The wage structure has been among the most contentious issues at Mondragon. Initially, the systemwide top pay index-the maximum permissible ratio of highest to lowest rate of pay-was three to one. Over the years, this ratio has been increased to attract and hold talented executives.Hansmann notes that the ratio had been increased to 4.5 to 1 and then to 6 to 1 in a effort to keep good managers.
A firm with a very constrained pay scale will not be able to keep its "best and brightest". I used this basic argument in a paper to help explain why you don't see player-owned teams in professional sport,
Another (more usual) example of a human-capital based "firm", but one where labour-owned firms are seldom, if ever, found, due to the heterogeneity of the human-capital involved, is that of the professional sports team. Here we have a situation where human capital, talent at playing a particular sport, is the basis for the “firm” but ownership by the human capital, the players, is extremely rare since a worker-owned team would be at a disadvantage relative to a player-as-employee based team.
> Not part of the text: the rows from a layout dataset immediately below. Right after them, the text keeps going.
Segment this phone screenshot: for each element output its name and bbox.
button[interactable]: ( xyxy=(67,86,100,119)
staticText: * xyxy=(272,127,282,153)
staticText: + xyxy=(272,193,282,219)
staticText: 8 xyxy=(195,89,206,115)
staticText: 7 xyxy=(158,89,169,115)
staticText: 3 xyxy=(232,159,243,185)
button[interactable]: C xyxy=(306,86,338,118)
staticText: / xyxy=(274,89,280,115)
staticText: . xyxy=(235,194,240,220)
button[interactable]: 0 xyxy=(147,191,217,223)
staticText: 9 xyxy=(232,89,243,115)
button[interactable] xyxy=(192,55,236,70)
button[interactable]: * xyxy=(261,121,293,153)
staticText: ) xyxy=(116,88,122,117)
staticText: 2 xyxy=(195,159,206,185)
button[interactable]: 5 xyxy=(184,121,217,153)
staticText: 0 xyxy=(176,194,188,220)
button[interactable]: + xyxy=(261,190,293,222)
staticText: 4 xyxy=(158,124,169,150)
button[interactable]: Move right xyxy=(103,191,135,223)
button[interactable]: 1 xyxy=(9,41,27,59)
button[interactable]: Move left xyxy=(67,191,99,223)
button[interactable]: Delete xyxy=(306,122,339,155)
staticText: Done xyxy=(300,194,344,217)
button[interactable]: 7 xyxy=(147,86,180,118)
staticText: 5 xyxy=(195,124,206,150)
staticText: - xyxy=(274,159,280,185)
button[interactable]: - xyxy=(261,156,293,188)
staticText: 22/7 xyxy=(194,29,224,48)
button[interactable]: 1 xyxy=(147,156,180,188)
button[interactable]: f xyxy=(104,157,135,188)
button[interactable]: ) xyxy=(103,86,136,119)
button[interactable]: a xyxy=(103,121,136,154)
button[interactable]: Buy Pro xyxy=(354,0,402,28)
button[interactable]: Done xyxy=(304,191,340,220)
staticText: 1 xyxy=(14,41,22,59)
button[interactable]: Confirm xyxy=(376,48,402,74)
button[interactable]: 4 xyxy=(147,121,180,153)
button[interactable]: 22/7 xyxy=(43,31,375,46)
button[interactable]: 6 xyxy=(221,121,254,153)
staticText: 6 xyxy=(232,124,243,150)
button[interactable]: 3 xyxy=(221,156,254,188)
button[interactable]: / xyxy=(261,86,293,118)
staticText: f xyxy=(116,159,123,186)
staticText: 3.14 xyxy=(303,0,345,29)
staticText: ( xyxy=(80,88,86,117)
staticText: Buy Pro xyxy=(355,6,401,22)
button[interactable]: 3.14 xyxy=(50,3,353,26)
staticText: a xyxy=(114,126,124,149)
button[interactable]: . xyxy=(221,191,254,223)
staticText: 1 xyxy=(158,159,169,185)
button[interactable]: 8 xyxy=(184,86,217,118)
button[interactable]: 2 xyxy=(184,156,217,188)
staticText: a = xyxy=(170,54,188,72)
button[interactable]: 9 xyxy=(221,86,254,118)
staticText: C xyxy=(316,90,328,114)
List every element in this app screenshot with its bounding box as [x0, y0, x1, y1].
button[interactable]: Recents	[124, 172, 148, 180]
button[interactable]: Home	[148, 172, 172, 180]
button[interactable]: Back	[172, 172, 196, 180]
Heterogeneity among playing talent and thus earning potential acts as a disincentive to the formation of a worker cooperative, which involves (rough) equality in payment, since those players with the greatest earning potential, the largest outside options, will transfer away from the cooperative to maximise their income stream. Differential payment schemes can occur, especially within partnerships, but they require that the individual employee productivities are sufficiently easy to measure so that a relatively objective method of productivity related pay is possible. Given the team production nature of team sports productivities are difficult, if not impossible, to estimate and thus payment by productivity is not feasible, which argues in favour of equality in payments. Thus a worker-owned team would have few, if any, star players, a handicap in the winner-takes-all world of professional sports.